Littérature anglaise

Portrait de l’artiste en jeune homme – James Joyce

Marc Bordier by Marc Bordier /


J’ai achevé hier Portrait de l’artiste en jeune homme, le roman autobiographique dans lequel James Joyce raconte son enfance à Dublin et la naissance de sa vocation littéraire. Par souci d’honnêteté, je dois admettre que ce fut une lecture poussive et laborieuse. Je n’ai pas réussi à “entrer” vraiment dans ce récit tant il est complexe, déroutant et chargé de symboles. Le seul passage qui ait véritablement éveillé mon intérêt au moment de sa lecture est celui consacré à l’enfer (pp. 636 à 675 dans l’édition de la Pléiade), dans lequel le jeune James Joyce, assailli par la culpabilité après avoir goûté aux amours tarifées dans les bordels de Dublin, écoute avec terreur un prédicateur décrire les flammes de l’enfer et, rongé par le poids du péché, finit par entrer dans une église se confesser.
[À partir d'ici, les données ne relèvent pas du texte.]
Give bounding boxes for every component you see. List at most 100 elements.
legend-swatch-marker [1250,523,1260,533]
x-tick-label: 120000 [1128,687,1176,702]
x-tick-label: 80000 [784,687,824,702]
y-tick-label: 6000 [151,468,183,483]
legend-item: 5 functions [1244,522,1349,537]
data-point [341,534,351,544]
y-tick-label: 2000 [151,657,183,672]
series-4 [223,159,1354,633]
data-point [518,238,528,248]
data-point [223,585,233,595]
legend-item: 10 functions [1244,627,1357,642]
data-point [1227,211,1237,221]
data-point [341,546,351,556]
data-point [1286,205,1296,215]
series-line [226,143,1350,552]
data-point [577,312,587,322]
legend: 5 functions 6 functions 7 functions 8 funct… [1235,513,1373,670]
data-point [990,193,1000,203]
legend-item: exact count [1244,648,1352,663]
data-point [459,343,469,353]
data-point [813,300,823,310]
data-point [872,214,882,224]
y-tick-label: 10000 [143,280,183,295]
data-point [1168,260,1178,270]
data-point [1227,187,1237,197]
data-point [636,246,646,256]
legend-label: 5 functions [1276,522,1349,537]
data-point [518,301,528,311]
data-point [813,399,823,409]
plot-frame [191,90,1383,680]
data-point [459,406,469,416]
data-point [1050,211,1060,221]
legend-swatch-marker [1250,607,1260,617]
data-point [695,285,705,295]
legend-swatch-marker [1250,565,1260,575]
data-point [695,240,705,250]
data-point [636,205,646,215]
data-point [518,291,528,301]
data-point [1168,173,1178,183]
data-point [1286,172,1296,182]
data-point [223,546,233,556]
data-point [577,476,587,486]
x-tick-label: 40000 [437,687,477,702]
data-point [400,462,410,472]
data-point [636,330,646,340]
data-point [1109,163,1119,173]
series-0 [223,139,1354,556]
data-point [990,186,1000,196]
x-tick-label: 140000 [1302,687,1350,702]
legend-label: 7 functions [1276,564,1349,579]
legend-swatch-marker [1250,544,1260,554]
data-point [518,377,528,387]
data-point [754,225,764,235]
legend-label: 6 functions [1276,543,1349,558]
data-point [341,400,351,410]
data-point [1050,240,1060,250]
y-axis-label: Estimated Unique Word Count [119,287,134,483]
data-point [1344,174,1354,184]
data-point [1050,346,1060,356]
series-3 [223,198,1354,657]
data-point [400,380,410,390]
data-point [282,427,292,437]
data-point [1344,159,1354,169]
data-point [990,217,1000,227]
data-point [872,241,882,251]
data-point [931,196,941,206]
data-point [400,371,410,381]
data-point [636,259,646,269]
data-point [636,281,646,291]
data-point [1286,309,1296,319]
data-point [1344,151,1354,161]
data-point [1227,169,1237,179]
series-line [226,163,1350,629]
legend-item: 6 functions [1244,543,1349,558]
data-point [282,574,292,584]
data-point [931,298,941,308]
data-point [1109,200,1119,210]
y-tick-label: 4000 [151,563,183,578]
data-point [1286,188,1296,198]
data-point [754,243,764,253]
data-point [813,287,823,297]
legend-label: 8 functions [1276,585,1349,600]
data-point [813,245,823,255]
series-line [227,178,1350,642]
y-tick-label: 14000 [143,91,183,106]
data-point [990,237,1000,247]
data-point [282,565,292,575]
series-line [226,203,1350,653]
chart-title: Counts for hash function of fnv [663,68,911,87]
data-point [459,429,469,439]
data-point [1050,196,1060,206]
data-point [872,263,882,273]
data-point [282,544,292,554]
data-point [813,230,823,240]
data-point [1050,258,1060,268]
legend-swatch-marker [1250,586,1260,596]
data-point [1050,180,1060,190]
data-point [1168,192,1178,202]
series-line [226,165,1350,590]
Quoique la vision de l’enfer soit finalement conforme à l’imagerie chrétienne la plus classique, elle est ici théâtralisée par une rhétorique jésuite d’une logique et d’une clarté implacables, et le lecteur occidental (sans doute lui-même pécheur et imprégné de culture chrétienne…), pris à la gorge, ne peut qu’éprouver en la découvrant une terreur semblable à celle du jeune Stephen Dedalus.

Le reste du récit m’est apparu trop énigmatique pour que je parvienne à en comprendre véritablement la signification au moment où je le lisais. Ce n’est qu’après avoir refermé le livre et consulté quelques sources érudites que je suis parvenu à en saisir – de manière partielle et très imparfaite- le sens et la richesse symbolique : derrière ces errements et ces dialogues en apparence décousus se cache le récit initiatique par lequel le jeune Stephen Dedalus, perdu dans un monde obscur et illisible, progresse dans le labyrinthe de la vie, s’accrochant en vain aux repères qu’il rencontre en chemin – la religion, la politique, la vie sociale – avant d’en trouver l’issue dans l’exil et la littérature. Une fois de plus, je reconnais là l’intérêt de ce blog, qui m’oblige à prolonger mes lectures par un petit travail de recherche et de réflexion sans lequel des oeuvres comme celle-ci me resteraient complètement hermétiques.